Teaching by telling is commonly dubbed the transmission model of teaching. It portrays teachers as repositories of knowledge, the act of teaching being to dispense, communicate or 'impart' knowledge for students to learn. Consistent with that was an early conception of feedback as 'knowledge of results' – simply telling students whether their responses to test items were correct or not. Telling is limited in what it can accomplish unless certain key conditions (touched upon later) are satisfied. By itself, it is inadequate for complex learning. Being able to use, apply, and adapt knowledge, or to use it to create new knowledge, requires more than merely absorbing information and reproducing it on demand.” (2013, p. 55)

Royce Sadler goes on to describe the process he used with a group of students and concludes with this statement,
“Much more than we give credit for, students can recognize, or learn to recognize, both big picture quality and individual features that contribute to or detract from it. They can decompose judgements and provide (generally) sound reasons for them. That is the foundation platform for learning from an assessment event, not the assumption that students learn best from being told. They need to learn to discover what quality looks and feels like situationally. They need to understand what constitutes quality generally, and specifically for particular works. Equally, students need to be able to detect aspects that affect overall quality, whether large or small, and understand how and why they interact. Students need a vocabulary for expressing and communicating both what they find and how they judge, at the least for that part of their evaluative knowledge they can express in words. Only after students have acquired a sufficient basis of appropriate tacit knowledge can they can understand the content and implications of a marker's feedback. At that point, feedback can be effective as learners become more discerning, more intuitive, more analytical, and generally more able to create, independently, productions of high quality on demand.”  (2013, p. 62)
I strongly recommend you find this very readable paper to enjoy. Royce Sadler and I sat beside each other at the International Symposium in Chester 2001. Although he not a member of the Australian team for the 2014 International Symposium in Fredericton, NB, you can get to meet him through his writing. His work continues to inform the research and 'in classroom' practical work of all of us interested in classroom assessment.

Reference:
Sadler, D. R. (2013). Opening up feedback: Teaching learners to see. In S. Merry, M. Price, D. Carless & M. Taras. (Eds.), Reconceptualising Feedback in Higher Education: Developing Dialogue with Students. (Ch. 5, 54‑63). London: Routledge.

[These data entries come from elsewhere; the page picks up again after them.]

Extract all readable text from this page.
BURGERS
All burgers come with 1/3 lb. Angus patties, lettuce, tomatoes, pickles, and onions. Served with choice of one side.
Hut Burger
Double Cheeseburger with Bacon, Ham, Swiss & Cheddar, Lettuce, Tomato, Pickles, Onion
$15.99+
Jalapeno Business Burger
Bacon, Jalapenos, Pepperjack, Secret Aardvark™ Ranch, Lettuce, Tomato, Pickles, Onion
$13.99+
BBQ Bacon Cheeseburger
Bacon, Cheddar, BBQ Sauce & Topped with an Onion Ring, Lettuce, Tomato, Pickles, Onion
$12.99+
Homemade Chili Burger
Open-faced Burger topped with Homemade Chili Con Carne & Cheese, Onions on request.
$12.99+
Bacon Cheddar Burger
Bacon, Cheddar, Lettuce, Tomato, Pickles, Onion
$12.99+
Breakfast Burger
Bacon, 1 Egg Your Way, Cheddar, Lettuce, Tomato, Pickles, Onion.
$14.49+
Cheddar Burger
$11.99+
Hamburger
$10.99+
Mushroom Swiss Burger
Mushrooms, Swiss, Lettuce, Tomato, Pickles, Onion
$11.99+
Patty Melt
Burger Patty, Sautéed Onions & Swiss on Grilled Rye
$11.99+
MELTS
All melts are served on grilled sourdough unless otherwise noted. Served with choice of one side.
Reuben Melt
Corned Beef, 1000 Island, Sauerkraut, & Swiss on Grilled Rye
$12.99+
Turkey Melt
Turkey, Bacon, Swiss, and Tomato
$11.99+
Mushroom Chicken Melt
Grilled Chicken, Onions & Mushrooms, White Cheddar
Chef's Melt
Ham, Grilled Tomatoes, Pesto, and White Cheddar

Abstract. Higher education teachers are often frustrated by the modest impact feedback has in improving learning. The status of feedback deserves to be challenged on the grounds that it is essentially about telling. For students to become self-sustaining producers of high quality intellectual and professional goods, they must be equipped to take control of their own learning and performance. How can students become better at monitoring the emerging quality of their work during actual production? Opening up the assessment agenda and liberating the making of judgments from the strictures of preset criteria provide better prospects for developing mature independence in learning.